64
votes

I have had the experience a few times now of having GHC tell me to use an extension, only to discover that when in using that extension I have made code far more complex when a simple refactor would have allowed me to stick with Haskell 98 (now 2010) and have a more straightforward solution.

On the other hand, there are also times when GADT's or Rank2Types (rarely RankNTypes) make for much less work and much cleaner code.

Which extensions tend generally to obscure the possibility of a better design, and which generally improve it? If there are some that do both, what should a user look for (be sure it true or not true of the solution they are intending) before deciding to use that extension?

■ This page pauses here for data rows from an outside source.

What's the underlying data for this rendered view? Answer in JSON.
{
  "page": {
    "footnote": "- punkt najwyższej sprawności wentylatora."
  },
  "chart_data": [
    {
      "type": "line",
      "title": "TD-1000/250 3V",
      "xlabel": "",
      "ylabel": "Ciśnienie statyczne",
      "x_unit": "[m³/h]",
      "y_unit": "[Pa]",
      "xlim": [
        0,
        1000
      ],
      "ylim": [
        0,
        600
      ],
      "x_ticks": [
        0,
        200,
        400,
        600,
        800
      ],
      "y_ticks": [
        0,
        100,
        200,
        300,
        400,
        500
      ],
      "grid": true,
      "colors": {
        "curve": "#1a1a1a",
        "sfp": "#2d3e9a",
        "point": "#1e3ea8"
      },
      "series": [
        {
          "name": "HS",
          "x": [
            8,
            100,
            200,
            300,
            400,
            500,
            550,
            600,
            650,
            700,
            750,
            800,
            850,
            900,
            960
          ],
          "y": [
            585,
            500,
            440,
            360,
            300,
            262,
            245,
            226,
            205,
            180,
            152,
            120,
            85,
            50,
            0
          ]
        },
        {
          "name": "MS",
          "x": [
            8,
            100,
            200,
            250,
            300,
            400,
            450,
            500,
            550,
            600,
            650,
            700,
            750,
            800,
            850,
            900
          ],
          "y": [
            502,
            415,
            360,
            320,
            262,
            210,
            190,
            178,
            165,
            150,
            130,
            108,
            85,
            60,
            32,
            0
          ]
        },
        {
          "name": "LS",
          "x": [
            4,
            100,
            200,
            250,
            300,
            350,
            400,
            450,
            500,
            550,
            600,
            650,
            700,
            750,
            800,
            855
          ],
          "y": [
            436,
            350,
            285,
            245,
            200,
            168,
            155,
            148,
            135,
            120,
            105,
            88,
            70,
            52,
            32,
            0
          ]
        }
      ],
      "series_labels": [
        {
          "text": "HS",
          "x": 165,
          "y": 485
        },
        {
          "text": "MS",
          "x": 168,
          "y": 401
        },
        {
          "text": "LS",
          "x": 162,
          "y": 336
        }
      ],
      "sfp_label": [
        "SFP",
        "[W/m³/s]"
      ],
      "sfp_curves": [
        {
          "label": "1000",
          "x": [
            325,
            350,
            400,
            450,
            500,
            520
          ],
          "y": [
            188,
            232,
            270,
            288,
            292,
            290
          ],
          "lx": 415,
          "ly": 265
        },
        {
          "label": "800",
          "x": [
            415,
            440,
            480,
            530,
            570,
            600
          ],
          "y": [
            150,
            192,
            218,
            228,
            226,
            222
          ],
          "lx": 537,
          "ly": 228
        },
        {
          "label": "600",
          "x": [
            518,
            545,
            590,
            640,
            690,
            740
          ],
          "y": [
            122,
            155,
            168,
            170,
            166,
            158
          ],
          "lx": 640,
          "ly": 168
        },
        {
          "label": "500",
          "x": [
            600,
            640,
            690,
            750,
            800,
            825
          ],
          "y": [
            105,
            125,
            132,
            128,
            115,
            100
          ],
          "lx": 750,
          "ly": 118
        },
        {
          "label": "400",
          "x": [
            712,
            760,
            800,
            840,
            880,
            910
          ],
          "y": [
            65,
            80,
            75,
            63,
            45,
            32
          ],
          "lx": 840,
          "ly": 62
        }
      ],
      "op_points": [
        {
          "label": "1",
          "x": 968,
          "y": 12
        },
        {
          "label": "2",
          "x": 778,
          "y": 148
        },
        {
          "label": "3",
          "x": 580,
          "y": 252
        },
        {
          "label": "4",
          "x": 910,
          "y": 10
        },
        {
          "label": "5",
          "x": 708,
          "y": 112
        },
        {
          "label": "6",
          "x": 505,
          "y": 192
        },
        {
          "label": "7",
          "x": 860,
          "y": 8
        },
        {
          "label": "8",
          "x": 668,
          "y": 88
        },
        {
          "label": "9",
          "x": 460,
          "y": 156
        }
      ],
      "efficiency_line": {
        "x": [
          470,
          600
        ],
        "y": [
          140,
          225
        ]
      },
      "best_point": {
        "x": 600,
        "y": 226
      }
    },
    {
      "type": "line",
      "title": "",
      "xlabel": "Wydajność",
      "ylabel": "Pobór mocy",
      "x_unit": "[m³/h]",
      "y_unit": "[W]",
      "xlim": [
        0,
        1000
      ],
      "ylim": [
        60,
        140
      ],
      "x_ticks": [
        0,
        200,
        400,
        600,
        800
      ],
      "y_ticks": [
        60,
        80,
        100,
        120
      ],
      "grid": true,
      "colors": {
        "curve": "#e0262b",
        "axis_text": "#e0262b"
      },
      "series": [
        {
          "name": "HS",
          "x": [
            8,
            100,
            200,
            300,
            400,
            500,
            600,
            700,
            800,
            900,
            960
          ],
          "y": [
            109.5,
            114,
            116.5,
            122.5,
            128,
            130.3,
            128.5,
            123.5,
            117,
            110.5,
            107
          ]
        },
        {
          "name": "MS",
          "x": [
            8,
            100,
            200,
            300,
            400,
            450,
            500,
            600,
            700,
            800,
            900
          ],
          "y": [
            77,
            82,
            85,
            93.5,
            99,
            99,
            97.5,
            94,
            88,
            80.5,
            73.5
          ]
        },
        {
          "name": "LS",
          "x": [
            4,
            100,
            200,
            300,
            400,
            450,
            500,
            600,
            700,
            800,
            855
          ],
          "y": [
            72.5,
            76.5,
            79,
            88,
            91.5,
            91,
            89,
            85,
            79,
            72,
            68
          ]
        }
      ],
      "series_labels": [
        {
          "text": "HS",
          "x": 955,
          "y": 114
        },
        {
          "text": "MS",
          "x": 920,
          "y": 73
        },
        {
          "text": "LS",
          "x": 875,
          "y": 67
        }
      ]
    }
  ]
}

(See also Should I use GHC Haskell extensions or not?)

1
This question is similar: stackoverflow.com/questions/10830757/…huon
Similar, but different. While that question is about the "safety" of extensions, John's issue is about the gains in designing code with and without extensions.Riccardo T.
This is a really tough one: some extensions are very general, and make new kinds of programming possible, some are highly targetted, aimed at solving a particular, impossible task.Don Stewart
Don Stewart: Yes, I agree. In retrospect, I wish I had focused the question and those extensions that effect the Type Checker. Thank you for your answer, none the less.John F. Miller
Stephen Diehl made a list of extensions, saying if they are benign or not: dev.stephendiehl.com/hask/#language-extensionsJanus Troelsen

1 Answers

56
votes

An ad hoc list of morally "good" extensions, and morally "bad" ones - this is an aesthetic judgement!

The Good

  • GADTs
  • Parallel list comprehensions
  • Pattern guards
  • Monad comprehensions
  • Tuple sections
  • Record wild cards
  • Empty data decls
  • Existential types
  • Generalized new type deriving
  • MPTCs + FDs
  • Type families
  • Explicit quantification
  • Higher rank polymorphism
  • Lexically scoped tyvars
  • Bang Patterns

The Bad

  • SQL comprehensions
  • Implicit parameters

The Ugly (but necessary)

  • Template Haskell
  • Unboxed types and tuples
  • Undecidable, overlapping and incoherent instances -- usually means you have a misdesign.